Other Mutual Fund Categories

Some of the other mutual fund categories are as follows:

  • Sector Funds

  • Emerging market funds

  • International funds

  • Global funds

  • Real estate funds

  • Commodity focused stock funds

  • Market neutral funds

  • Inverse/leveraged funds

  • Asset allocation funds:

  • Gilt Funds

  • Exchange-traded funds

Selecting Top Mutual Funds

  • Investment Objective - Any investment should be made after considering one’s personal life goals. Once you have assessed your needs, match it with your fund’s objectives. Each mutual fund has an investment objective which may or may not match your goal. To arrive at a meaningful decision, select funds which conform to your overall financial plan and risk appetite. 

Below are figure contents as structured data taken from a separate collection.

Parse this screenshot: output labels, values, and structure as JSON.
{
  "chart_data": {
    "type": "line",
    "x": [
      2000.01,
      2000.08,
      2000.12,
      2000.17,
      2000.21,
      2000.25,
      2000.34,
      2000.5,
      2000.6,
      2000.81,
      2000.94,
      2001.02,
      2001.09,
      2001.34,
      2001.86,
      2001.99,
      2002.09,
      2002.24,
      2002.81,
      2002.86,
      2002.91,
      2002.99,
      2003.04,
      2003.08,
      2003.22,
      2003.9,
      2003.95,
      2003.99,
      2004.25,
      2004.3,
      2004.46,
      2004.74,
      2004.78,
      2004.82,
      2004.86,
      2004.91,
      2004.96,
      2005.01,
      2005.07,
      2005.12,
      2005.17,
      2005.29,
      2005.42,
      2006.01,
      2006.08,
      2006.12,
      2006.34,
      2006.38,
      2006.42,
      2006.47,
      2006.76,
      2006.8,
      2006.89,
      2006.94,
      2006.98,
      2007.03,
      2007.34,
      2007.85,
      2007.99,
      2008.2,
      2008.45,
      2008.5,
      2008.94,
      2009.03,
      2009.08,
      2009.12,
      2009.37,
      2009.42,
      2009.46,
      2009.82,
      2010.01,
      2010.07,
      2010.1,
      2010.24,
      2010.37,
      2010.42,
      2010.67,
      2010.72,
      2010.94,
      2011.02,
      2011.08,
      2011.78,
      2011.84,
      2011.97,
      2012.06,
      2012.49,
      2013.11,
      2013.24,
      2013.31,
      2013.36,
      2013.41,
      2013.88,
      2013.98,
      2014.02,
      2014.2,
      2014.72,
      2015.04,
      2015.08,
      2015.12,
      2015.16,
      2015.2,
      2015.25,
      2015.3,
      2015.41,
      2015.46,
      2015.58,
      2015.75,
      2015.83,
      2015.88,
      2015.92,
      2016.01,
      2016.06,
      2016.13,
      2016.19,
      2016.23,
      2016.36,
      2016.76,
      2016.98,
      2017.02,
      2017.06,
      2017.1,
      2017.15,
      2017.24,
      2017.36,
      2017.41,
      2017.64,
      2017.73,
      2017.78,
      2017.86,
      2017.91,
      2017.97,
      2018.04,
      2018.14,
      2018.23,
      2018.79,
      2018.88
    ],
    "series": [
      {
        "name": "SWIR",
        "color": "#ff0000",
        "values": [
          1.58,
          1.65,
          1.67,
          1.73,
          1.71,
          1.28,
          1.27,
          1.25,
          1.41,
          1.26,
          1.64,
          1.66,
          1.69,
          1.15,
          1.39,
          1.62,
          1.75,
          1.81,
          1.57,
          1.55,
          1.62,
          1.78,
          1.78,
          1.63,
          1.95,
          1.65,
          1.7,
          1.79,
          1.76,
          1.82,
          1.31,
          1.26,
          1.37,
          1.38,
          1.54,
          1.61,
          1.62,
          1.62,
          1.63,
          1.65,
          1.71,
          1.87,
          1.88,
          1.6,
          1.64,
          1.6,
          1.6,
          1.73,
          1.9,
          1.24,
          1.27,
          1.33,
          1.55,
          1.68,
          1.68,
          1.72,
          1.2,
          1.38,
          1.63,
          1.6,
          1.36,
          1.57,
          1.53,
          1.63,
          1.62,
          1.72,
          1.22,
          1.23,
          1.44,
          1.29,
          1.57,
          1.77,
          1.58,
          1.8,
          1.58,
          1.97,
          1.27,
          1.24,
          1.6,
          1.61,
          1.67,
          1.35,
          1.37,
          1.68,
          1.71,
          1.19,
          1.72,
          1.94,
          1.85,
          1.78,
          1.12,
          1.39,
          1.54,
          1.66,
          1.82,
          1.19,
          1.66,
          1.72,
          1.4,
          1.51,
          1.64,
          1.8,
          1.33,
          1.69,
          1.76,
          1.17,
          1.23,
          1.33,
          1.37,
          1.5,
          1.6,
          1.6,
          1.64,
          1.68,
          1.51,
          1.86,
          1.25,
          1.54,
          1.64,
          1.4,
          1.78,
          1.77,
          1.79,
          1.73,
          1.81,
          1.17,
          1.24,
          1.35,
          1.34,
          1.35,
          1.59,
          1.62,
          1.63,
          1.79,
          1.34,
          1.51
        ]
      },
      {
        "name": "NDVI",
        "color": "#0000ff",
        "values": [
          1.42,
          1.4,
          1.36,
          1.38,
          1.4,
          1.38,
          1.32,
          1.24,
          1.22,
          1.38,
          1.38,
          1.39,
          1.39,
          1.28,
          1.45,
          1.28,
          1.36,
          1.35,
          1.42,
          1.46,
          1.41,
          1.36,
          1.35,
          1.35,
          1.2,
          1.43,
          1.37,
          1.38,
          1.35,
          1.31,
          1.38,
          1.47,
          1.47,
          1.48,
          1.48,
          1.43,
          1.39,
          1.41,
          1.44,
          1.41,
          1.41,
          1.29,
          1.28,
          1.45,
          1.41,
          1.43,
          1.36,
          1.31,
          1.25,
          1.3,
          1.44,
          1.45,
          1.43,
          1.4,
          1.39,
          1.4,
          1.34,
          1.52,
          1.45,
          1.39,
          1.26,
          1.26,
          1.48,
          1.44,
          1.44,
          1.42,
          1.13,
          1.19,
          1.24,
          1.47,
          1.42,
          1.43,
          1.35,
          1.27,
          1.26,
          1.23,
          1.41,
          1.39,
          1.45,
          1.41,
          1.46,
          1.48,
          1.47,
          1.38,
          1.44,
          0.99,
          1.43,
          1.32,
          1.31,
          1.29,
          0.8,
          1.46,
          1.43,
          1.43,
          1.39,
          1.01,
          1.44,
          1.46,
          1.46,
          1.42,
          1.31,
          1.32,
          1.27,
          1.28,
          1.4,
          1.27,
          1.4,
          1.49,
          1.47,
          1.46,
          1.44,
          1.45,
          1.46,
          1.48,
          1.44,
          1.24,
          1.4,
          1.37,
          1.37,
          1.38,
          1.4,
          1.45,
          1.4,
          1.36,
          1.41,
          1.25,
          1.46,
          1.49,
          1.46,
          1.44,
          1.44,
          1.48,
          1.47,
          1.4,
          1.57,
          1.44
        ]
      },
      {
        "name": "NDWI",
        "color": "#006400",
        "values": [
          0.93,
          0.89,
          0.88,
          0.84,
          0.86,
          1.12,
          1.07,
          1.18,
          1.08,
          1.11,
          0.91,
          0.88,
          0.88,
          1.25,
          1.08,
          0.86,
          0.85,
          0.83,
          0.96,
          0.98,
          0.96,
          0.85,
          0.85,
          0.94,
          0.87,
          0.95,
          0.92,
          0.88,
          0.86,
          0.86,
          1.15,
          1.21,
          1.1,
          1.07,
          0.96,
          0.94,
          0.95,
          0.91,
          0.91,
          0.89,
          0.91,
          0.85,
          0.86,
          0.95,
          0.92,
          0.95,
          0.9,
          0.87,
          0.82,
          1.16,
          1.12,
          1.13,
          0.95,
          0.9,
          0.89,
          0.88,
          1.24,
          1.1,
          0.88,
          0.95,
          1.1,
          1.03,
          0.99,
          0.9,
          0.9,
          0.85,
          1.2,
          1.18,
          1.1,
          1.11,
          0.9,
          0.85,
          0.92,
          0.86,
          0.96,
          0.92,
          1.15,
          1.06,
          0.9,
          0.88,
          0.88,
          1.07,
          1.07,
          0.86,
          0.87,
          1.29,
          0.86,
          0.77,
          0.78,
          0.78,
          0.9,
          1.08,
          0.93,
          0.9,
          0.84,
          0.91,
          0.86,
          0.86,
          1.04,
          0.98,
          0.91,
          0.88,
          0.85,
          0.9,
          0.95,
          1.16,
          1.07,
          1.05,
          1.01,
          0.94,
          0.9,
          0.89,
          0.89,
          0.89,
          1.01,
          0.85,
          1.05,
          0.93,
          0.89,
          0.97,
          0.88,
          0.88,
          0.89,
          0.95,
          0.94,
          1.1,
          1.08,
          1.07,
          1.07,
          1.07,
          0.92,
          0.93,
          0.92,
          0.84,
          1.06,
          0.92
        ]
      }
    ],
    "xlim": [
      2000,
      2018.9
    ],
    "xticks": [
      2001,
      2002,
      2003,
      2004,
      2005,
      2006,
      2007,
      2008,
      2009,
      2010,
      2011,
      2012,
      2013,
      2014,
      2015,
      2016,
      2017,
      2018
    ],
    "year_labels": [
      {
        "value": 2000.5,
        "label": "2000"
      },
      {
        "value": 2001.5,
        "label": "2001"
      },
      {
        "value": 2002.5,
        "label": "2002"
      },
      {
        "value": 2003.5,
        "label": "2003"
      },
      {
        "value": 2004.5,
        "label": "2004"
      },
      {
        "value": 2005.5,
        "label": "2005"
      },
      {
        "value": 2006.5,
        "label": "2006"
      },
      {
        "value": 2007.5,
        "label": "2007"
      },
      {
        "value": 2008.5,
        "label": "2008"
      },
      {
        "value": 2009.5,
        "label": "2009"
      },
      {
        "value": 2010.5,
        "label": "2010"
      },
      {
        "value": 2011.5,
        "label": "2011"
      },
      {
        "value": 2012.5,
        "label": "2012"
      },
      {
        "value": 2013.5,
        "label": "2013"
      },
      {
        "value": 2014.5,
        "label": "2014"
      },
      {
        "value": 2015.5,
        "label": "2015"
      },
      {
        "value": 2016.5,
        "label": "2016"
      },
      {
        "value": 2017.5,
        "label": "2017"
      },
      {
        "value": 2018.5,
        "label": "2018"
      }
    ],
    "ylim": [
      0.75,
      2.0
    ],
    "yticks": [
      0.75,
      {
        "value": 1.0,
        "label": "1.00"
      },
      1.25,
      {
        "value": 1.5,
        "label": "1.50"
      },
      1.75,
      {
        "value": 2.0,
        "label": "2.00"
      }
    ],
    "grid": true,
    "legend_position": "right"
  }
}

  • Fund History - You may begin the shortlisting process by looking at the fund history. A mutual fund should have a long track record for being considered for investment. It shows the strength of the fund during tough times. A recently launched fund may or may not perform well during bear runs; it is yet to be explored. On the contrary, a fund with a good track record of consistent performance indicates the accuracy of its investment strategies.

  • Financial Ratios - Risk and return go hand in hand. Returns are the increase in the value of the initial investment as a result of investing in security like a stock or bond. Risk is the uncertainty concerning the actual returns not falling in line with the expectations. Before finalizing a mutual fund, you need to examine its risk-return potential.

  • Performance of Fund manager - Fund manager plays a crucial role in the performance of a fund. It is important to know the track record of the fund manager. You may check the performance of the fund during market rally and slump. A fund which has given consistent returns and contained losses during the bear runs shows robust fund management. The fund’s alpha reflects how much extra returns did the portfolio generate due to the fund manager’s efforts.

End Note

Investors always seek the best mutual funds which give high returns. The entire selection process has to be guided by three basic pointers including life goals, risk profile and investment horizon. Before selecting a mutual fund, it is important for investors to go through the details of some of the top-performing funds and weigh the fund objectives against personal financial goals.